"Choć ataki Izraela nie są niczym nowym, to ich częstotliwość i intensywność świadczą o tym, że Izrael zaczyna się 'coraz bardziej rozkręcać'" - powiedział Krzyżanowski.
Jego zdaniem "premier (Benjamin) Netanjahu i kierowany przez niego rząd coraz bardziej ignorują międzynarodową opinię publiczną, jak i zdanie swoich sojuszników, w szczególności Stanów Zjednoczonych".
Ekspert podkreślił, że poparcie dla premiera Izraela rośnie po tym, gdy skutecznie zaatakował organizacje terrorystyczne.
"Wydarzenia z 7 października (2023 r.), czyli atak Hamasu na Izrael, wyzwoliły w izraelskim społeczeństwie bardzo duże poczucie krzywdy i chęć zemsty. To oczywiście daje rządowi premiera Netanjahu dużo większe możliwości, jeśli chodzi o podejmowane działania" - zauważył.
Pytany o cel tych działań, Krzyżanowski stwierdził, że "działania Izraela pozwalają przypuszczać, że tym razem postanowili oni raz na zawsze rozprawić się z zagrożeniem ze strony Hezbollahu i innych organizacji terrorystyczny, operujących u jego północnych i wschodnich granic".
Zapytany z kolei o długofalową strategię i możliwość zakończenia działań wojennych, ekspert ocenił, że Izrael prawdopodobnie nie ma takiej strategii.
"Wydaje mi się, że premier Netnajahu nie ma żadnej długofalowej strategii i działa raczej reaktywnie na to, co się dzieje" - powiedział, dodając, że te cele zmieniają się w zależności od sytuacji.
"Apetyt rośnie w miarę jedzenia.

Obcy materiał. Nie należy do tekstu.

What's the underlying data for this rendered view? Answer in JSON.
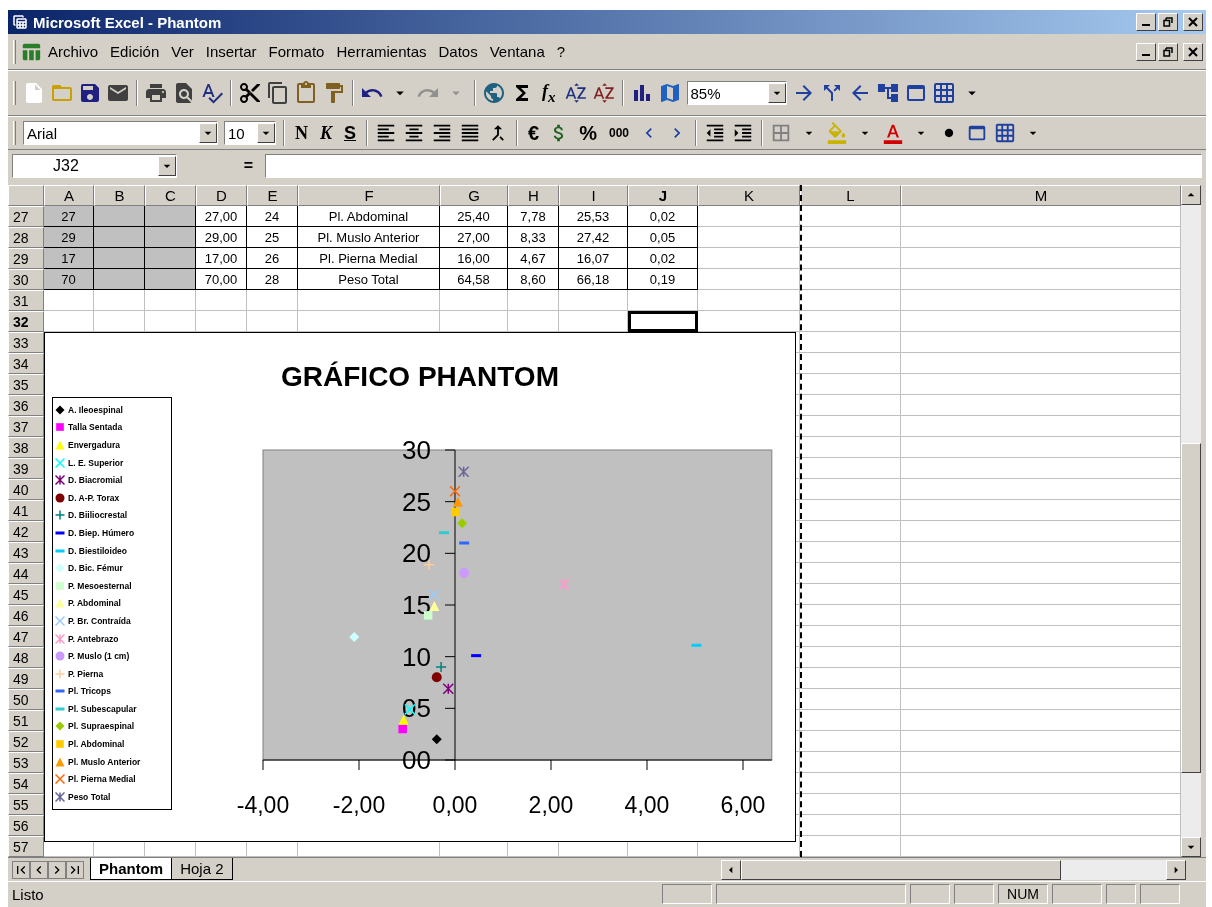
{
  "window": {
    "title": "Microsoft Excel - Phantom"
  },
  "menu": [
    "Archivo",
    "Edición",
    "Ver",
    "Insertar",
    "Formato",
    "Herramientas",
    "Datos",
    "Ventana",
    "?"
  ],
  "standard_toolbar": {
    "function_button": "f$_{x}$",
    "zoom": "85%"
  },
  "format_toolbar": {
    "font": "Arial",
    "size": "10",
    "bold": "N",
    "italic": "K",
    "underline": "S",
    "euro": "€",
    "percent": "%",
    "thousands": "000"
  },
  "formula_bar": {
    "name_box": "J32",
    "equals": "="
  },
  "sheet": {
    "columns": [
      {
        "label": "A",
        "selected": false
      },
      {
        "label": "B",
        "selected": false
      },
      {
        "label": "C",
        "selected": false
      },
      {
        "label": "D",
        "selected": false
      },
      {
        "label": "E",
        "selected": false
      },
      {
        "label": "F",
        "selected": false
      },
      {
        "label": "G",
        "selected": false
      },
      {
        "label": "H",
        "selected": false
      },
      {
        "label": "I",
        "selected": false
      },
      {
        "label": "J",
        "selected": true
      },
      {
        "label": "K",
        "selected": false
      },
      {
        "label": "L",
        "selected": false
      },
      {
        "label": "M",
        "selected": false
      }
    ],
    "rows": [
      {
        "label": "27",
        "selected": false,
        "cells": [
          {
            "text": "27",
            "shaded": true
          },
          {
            "shaded": true
          },
          {
            "shaded": true
          },
          {
            "text": "27,00"
          },
          {
            "text": "24"
          },
          {
            "text": "Pl. Abdominal"
          },
          {
            "text": "25,40"
          },
          {
            "text": "7,78"
          },
          {
            "text": "25,53"
          },
          {
            "text": "0,02"
          }
        ]
      },
      {
        "label": "28",
        "selected": false,
        "cells": [
          {
            "text": "29",
            "shaded": true
          },
          {
            "shaded": true
          },
          {
            "shaded": true
          },
          {
            "text": "29,00"
          },
          {
            "text": "25"
          },
          {
            "text": "Pl. Muslo Anterior"
          },
          {
            "text": "27,00"
          },
          {
            "text": "8,33"
          },
          {
            "text": "27,42"
          },
          {
            "text": "0,05"
          }
        ]
      },
      {
        "label": "29",
        "selected": false,
        "cells": [
          {
            "text": "17",
            "shaded": true
          },
          {
            "shaded": true
          },
          {
            "shaded": true
          },
          {
            "text": "17,00"
          },
          {
            "text": "26"
          },
          {
            "text": "Pl. Pierna Medial"
          },
          {
            "text": "16,00"
          },
          {
            "text": "4,67"
          },
          {
            "text": "16,07"
          },
          {
            "text": "0,02"
          }
        ]
      },
      {
        "label": "30",
        "selected": false,
        "cells": [
          {
            "text": "70",
            "shaded": true
          },
          {
            "shaded": true
          },
          {
            "shaded": true
          },
          {
            "text": "70,00"
          },
          {
            "text": "28"
          },
          {
            "text": "Peso Total"
          },
          {
            "text": "64,58"
          },
          {
            "text": "8,60"
          },
          {
            "text": "66,18"
          },
          {
            "text": "0,19"
          }
        ]
      },
      {
        "label": "31",
        "selected": false
      },
      {
        "label": "32",
        "selected": true
      },
      {
        "label": "33",
        "selected": false
      },
      {
        "label": "34",
        "selected": false
      },
      {
        "label": "35",
        "selected": false
      },
      {
        "label": "36",
        "selected": false
      },
      {
        "label": "37",
        "selected": false
      },
      {
        "label": "38",
        "selected": false
      },
      {
        "label": "39",
        "selected": false
      },
      {
        "label": "40",
        "selected": false
      },
      {
        "label": "41",
        "selected": false
      },
      {
        "label": "42",
        "selected": false
      },
      {
        "label": "43",
        "selected": false
      },
      {
        "label": "44",
        "selected": false
      },
      {
        "label": "45",
        "selected": false
      },
      {
        "label": "46",
        "selected": false
      },
      {
        "label": "47",
        "selected": false
      },
      {
        "label": "48",
        "selected": false
      },
      {
        "label": "49",
        "selected": false
      },
      {
        "label": "50",
        "selected": false
      },
      {
        "label": "51",
        "selected": false
      },
      {
        "label": "52",
        "selected": false
      },
      {
        "label": "53",
        "selected": false
      },
      {
        "label": "54",
        "selected": false
      },
      {
        "label": "55",
        "selected": false
      },
      {
        "label": "56",
        "selected": false
      },
      {
        "label": "57",
        "selected": false
      }
    ]
  },
  "chart": {
    "chart_data": {
      "type": "scatter",
      "title": "GRÁFICO PHANTOM",
      "legend": true,
      "xlim": [
        -4,
        6.6
      ],
      "ylim": [
        0,
        30
      ],
      "x": [
        -0.38,
        -1.09,
        -1.07,
        -0.94,
        -0.14,
        -0.38,
        -0.29,
        0.44,
        5.03,
        -2.1,
        -0.56,
        -0.43,
        -0.44,
        2.27,
        0.19,
        -0.54,
        0.19,
        -0.23,
        0.15,
        0.01,
        0.06,
        0.0,
        0.18
      ],
      "xticks": [
        {
          "value": -4,
          "label": "-4,00"
        },
        {
          "value": -2,
          "label": "-2,00"
        },
        {
          "value": 0,
          "label": "0,00"
        },
        {
          "value": 2,
          "label": "2,00"
        },
        {
          "value": 4,
          "label": "4,00"
        },
        {
          "value": 6,
          "label": "6,00"
        }
      ],
      "yticks": [
        {
          "value": 0,
          "label": "00"
        },
        {
          "value": 5,
          "label": "05"
        },
        {
          "value": 10,
          "label": "10"
        },
        {
          "value": 15,
          "label": "15"
        },
        {
          "value": 20,
          "label": "20"
        },
        {
          "value": 25,
          "label": "25"
        },
        {
          "value": 30,
          "label": "30"
        }
      ],
      "series": [
        {
          "name": "A. Ileoespinal",
          "color": "#000000",
          "values": [
            2.0,
            null,
            null,
            null,
            null,
            null,
            null,
            null,
            null,
            null,
            null,
            null,
            null,
            null,
            null,
            null,
            null,
            null,
            null,
            null,
            null,
            null,
            null
          ]
        },
        {
          "name": "Talla Sentada",
          "color": "#ff00ff",
          "values": [
            null,
            3.0,
            null,
            null,
            null,
            null,
            null,
            null,
            null,
            null,
            null,
            null,
            null,
            null,
            null,
            null,
            null,
            null,
            null,
            null,
            null,
            null,
            null
          ]
        },
        {
          "name": "Envergadura",
          "color": "#ffff00",
          "values": [
            null,
            null,
            3.9,
            null,
            null,
            null,
            null,
            null,
            null,
            null,
            null,
            null,
            null,
            null,
            null,
            null,
            null,
            null,
            null,
            null,
            null,
            null,
            null
          ]
        },
        {
          "name": "L. E. Superior",
          "color": "#00ffff",
          "values": [
            null,
            null,
            null,
            4.9,
            null,
            null,
            null,
            null,
            null,
            null,
            null,
            null,
            null,
            null,
            null,
            null,
            null,
            null,
            null,
            null,
            null,
            null,
            null
          ]
        },
        {
          "name": "D. Biacromial",
          "color": "#800080",
          "values": [
            null,
            null,
            null,
            null,
            6.9,
            null,
            null,
            null,
            null,
            null,
            null,
            null,
            null,
            null,
            null,
            null,
            null,
            null,
            null,
            null,
            null,
            null,
            null
          ]
        },
        {
          "name": "D. A-P. Torax",
          "color": "#800000",
          "values": [
            null,
            null,
            null,
            null,
            null,
            8.0,
            null,
            null,
            null,
            null,
            null,
            null,
            null,
            null,
            null,
            null,
            null,
            null,
            null,
            null,
            null,
            null,
            null
          ]
        },
        {
          "name": "D. Biiliocrestal",
          "color": "#008080",
          "values": [
            null,
            null,
            null,
            null,
            null,
            null,
            9.0,
            null,
            null,
            null,
            null,
            null,
            null,
            null,
            null,
            null,
            null,
            null,
            null,
            null,
            null,
            null,
            null
          ]
        },
        {
          "name": "D. Biep. Húmero",
          "color": "#0000ff",
          "values": [
            null,
            null,
            null,
            null,
            null,
            null,
            null,
            10.1,
            null,
            null,
            null,
            null,
            null,
            null,
            null,
            null,
            null,
            null,
            null,
            null,
            null,
            null,
            null
          ]
        },
        {
          "name": "D. Biestiloideo",
          "color": "#00ccff",
          "values": [
            null,
            null,
            null,
            null,
            null,
            null,
            null,
            null,
            11.1,
            null,
            null,
            null,
            null,
            null,
            null,
            null,
            null,
            null,
            null,
            null,
            null,
            null,
            null
          ]
        },
        {
          "name": "D. Bic. Fémur",
          "color": "#ccffff",
          "values": [
            null,
            null,
            null,
            null,
            null,
            null,
            null,
            null,
            null,
            11.9,
            null,
            null,
            null,
            null,
            null,
            null,
            null,
            null,
            null,
            null,
            null,
            null,
            null
          ]
        },
        {
          "name": "P. Mesoesternal",
          "color": "#ccffcc",
          "values": [
            null,
            null,
            null,
            null,
            null,
            null,
            null,
            null,
            null,
            null,
            14.0,
            null,
            null,
            null,
            null,
            null,
            null,
            null,
            null,
            null,
            null,
            null,
            null
          ]
        },
        {
          "name": "P. Abdominal",
          "color": "#ffff99",
          "values": [
            null,
            null,
            null,
            null,
            null,
            null,
            null,
            null,
            null,
            null,
            null,
            14.9,
            null,
            null,
            null,
            null,
            null,
            null,
            null,
            null,
            null,
            null,
            null
          ]
        },
        {
          "name": "P. Br. Contraída",
          "color": "#99ccff",
          "values": [
            null,
            null,
            null,
            null,
            null,
            null,
            null,
            null,
            null,
            null,
            null,
            null,
            16.0,
            null,
            null,
            null,
            null,
            null,
            null,
            null,
            null,
            null,
            null
          ]
        },
        {
          "name": "P. Antebrazo",
          "color": "#ff99cc",
          "values": [
            null,
            null,
            null,
            null,
            null,
            null,
            null,
            null,
            null,
            null,
            null,
            null,
            null,
            17.0,
            null,
            null,
            null,
            null,
            null,
            null,
            null,
            null,
            null
          ]
        },
        {
          "name": "P. Muslo (1 cm)",
          "color": "#cc99ff",
          "values": [
            null,
            null,
            null,
            null,
            null,
            null,
            null,
            null,
            null,
            null,
            null,
            null,
            null,
            null,
            18.1,
            null,
            null,
            null,
            null,
            null,
            null,
            null,
            null
          ]
        },
        {
          "name": "P. Pierna",
          "color": "#ffcc99",
          "values": [
            null,
            null,
            null,
            null,
            null,
            null,
            null,
            null,
            null,
            null,
            null,
            null,
            null,
            null,
            null,
            18.9,
            null,
            null,
            null,
            null,
            null,
            null,
            null
          ]
        },
        {
          "name": "Pl. Tricops",
          "color": "#3366ff",
          "values": [
            null,
            null,
            null,
            null,
            null,
            null,
            null,
            null,
            null,
            null,
            null,
            null,
            null,
            null,
            null,
            null,
            21.0,
            null,
            null,
            null,
            null,
            null,
            null
          ]
        },
        {
          "name": "Pl. Subescapular",
          "color": "#33cccc",
          "values": [
            null,
            null,
            null,
            null,
            null,
            null,
            null,
            null,
            null,
            null,
            null,
            null,
            null,
            null,
            null,
            null,
            null,
            22.0,
            null,
            null,
            null,
            null,
            null
          ]
        },
        {
          "name": "Pl. Supraespinal",
          "color": "#99cc00",
          "values": [
            null,
            null,
            null,
            null,
            null,
            null,
            null,
            null,
            null,
            null,
            null,
            null,
            null,
            null,
            null,
            null,
            null,
            null,
            22.9,
            null,
            null,
            null,
            null
          ]
        },
        {
          "name": "Pl. Abdominal",
          "color": "#ffcc00",
          "values": [
            null,
            null,
            null,
            null,
            null,
            null,
            null,
            null,
            null,
            null,
            null,
            null,
            null,
            null,
            null,
            null,
            null,
            null,
            null,
            24.0,
            null,
            null,
            null
          ]
        },
        {
          "name": "Pl. Muslo Anterior",
          "color": "#ff9900",
          "values": [
            null,
            null,
            null,
            null,
            null,
            null,
            null,
            null,
            null,
            null,
            null,
            null,
            null,
            null,
            null,
            null,
            null,
            null,
            null,
            null,
            25.0,
            null,
            null
          ]
        },
        {
          "name": "Pl. Pierna Medial",
          "color": "#ff6600",
          "values": [
            null,
            null,
            null,
            null,
            null,
            null,
            null,
            null,
            null,
            null,
            null,
            null,
            null,
            null,
            null,
            null,
            null,
            null,
            null,
            null,
            null,
            26.0,
            null
          ]
        },
        {
          "name": "Peso Total",
          "color": "#666699",
          "values": [
            null,
            null,
            null,
            null,
            null,
            null,
            null,
            null,
            null,
            null,
            null,
            null,
            null,
            null,
            null,
            null,
            null,
            null,
            null,
            null,
            null,
            null,
            27.9
          ]
        }
      ]
    }
  },
  "sheet_tabs": [
    {
      "label": "Phantom",
      "selected": true
    },
    {
      "label": "Hoja 2",
      "selected": false
    }
  ],
  "status_bar": {
    "message": "Listo",
    "indicator": "NUM"
  }
}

Początkowo nikt nie zakładał aż tak daleko idących sukcesów w walce z Hezbollahem, ale okazało się, że penetracja wywiadowcza organizacji jest dużo głębsza, niż przypuszczano; że kierownictwo jest łatwiejszym celem. W związku z tym narodził się pomysł, żeby raz na zawsze to zagrożenie wyeliminować" - zauważył rozmówca Studia PAP.
Zdaniem Krzyżanowskiego "jeszcze nie doszło do otwartego konfliktu z żadnym z państw, jednakże bieżące napięcie na linii Izrael-Iran, nie pozwalają spać spokojnie" - stwierdził. Dopytywany o możliwość wywołania zakrojonej na wielką skalę wojny, Krzyżanowski ocenił, że "od 20 lat nie byliśmy tak blisko otwartej i pełnoskalowej wojny, w szczególności między Izraelem a Iranem".

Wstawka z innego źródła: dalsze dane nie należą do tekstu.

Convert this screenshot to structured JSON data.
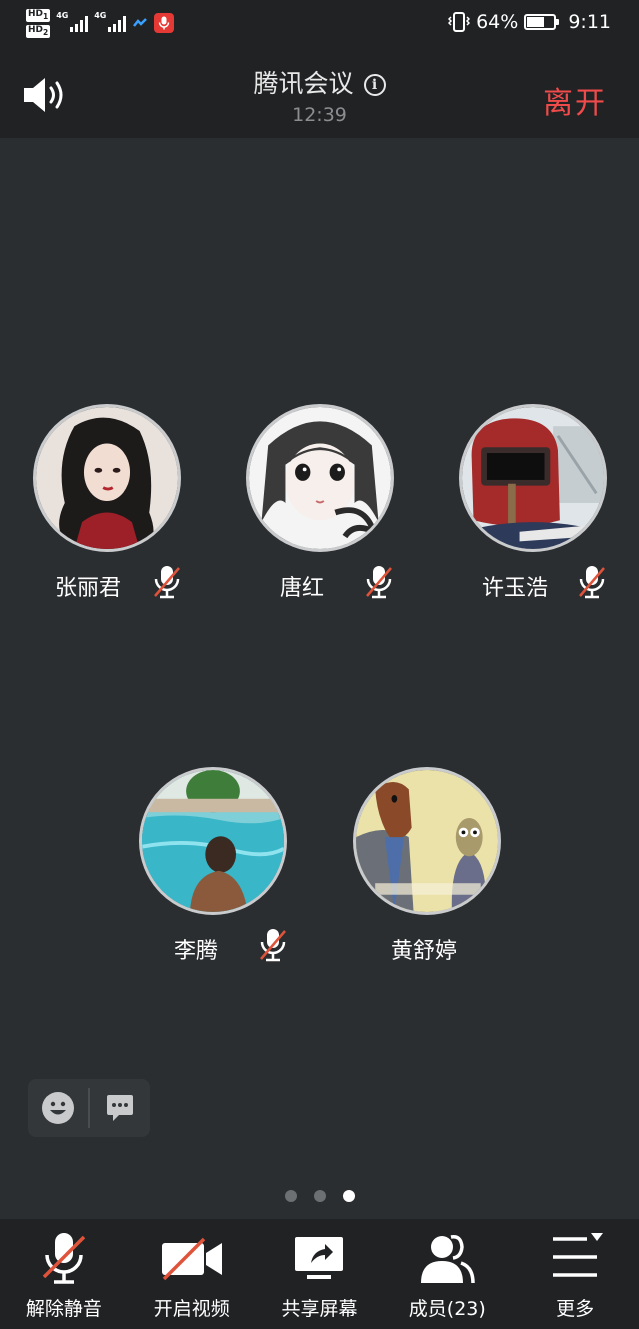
{
  "status_bar": {
    "hd1": "HD",
    "hd1_sub": "1",
    "hd2": "HD",
    "hd2_sub": "2",
    "network1": "4G",
    "network2": "4G",
    "battery_percent": "64%",
    "battery_level": 0.64,
    "time": "9:11"
  },
  "header": {
    "title": "腾讯会议",
    "timer": "12:39",
    "leave_label": "离开",
    "icons": {
      "speaker": "speaker-icon",
      "info": "info-icon"
    }
  },
  "participants": [
    {
      "name": "张丽君",
      "muted": true,
      "avatar": "anime-woman-dark-hair"
    },
    {
      "name": "唐红",
      "muted": true,
      "avatar": "anime-girl-sketch"
    },
    {
      "name": "许玉浩",
      "muted": true,
      "avatar": "welding-mask"
    },
    {
      "name": "李腾",
      "muted": true,
      "avatar": "man-in-pool"
    },
    {
      "name": "黄舒婷",
      "muted": false,
      "avatar": "cartoon-horse-owl"
    }
  ],
  "quick_actions": {
    "emoji": "emoji-icon",
    "chat": "chat-icon"
  },
  "pagination": {
    "total": 3,
    "active": 3
  },
  "toolbar": {
    "unmute_label": "解除静音",
    "video_label": "开启视频",
    "share_label": "共享屏幕",
    "members_label": "成员(23)",
    "more_label": "更多"
  },
  "colors": {
    "background": "#2b2e31",
    "bar": "#202224",
    "leave": "#f04b4b",
    "mute_slash": "#e0533b"
  }
}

W przeprowadzonym 29 września ataku Izraela na południowe przedmieścia Bejrutu zabity został przywódca wspieranej przez Iran szyickiej organizacji terrorystycznej Hezbollah - Hasan Nasrallah. We wtorek, 1 października, Iran ostrzelał Izrael salwą ok. 200 rakiet balistycznych w odwecie za zabicie przywódców Hezbollahu, Hamasu i jednego z generałów irańskiej Gwardii Rewolucyjnej. Większość rakiet została zestrzelona. W odwecie armia Izraela rozpoczęła - jak to określono - "ukierunkowane i ograniczone" operacje lądowe przeciwko Hezbollahowi po libańskiej stronie granicy.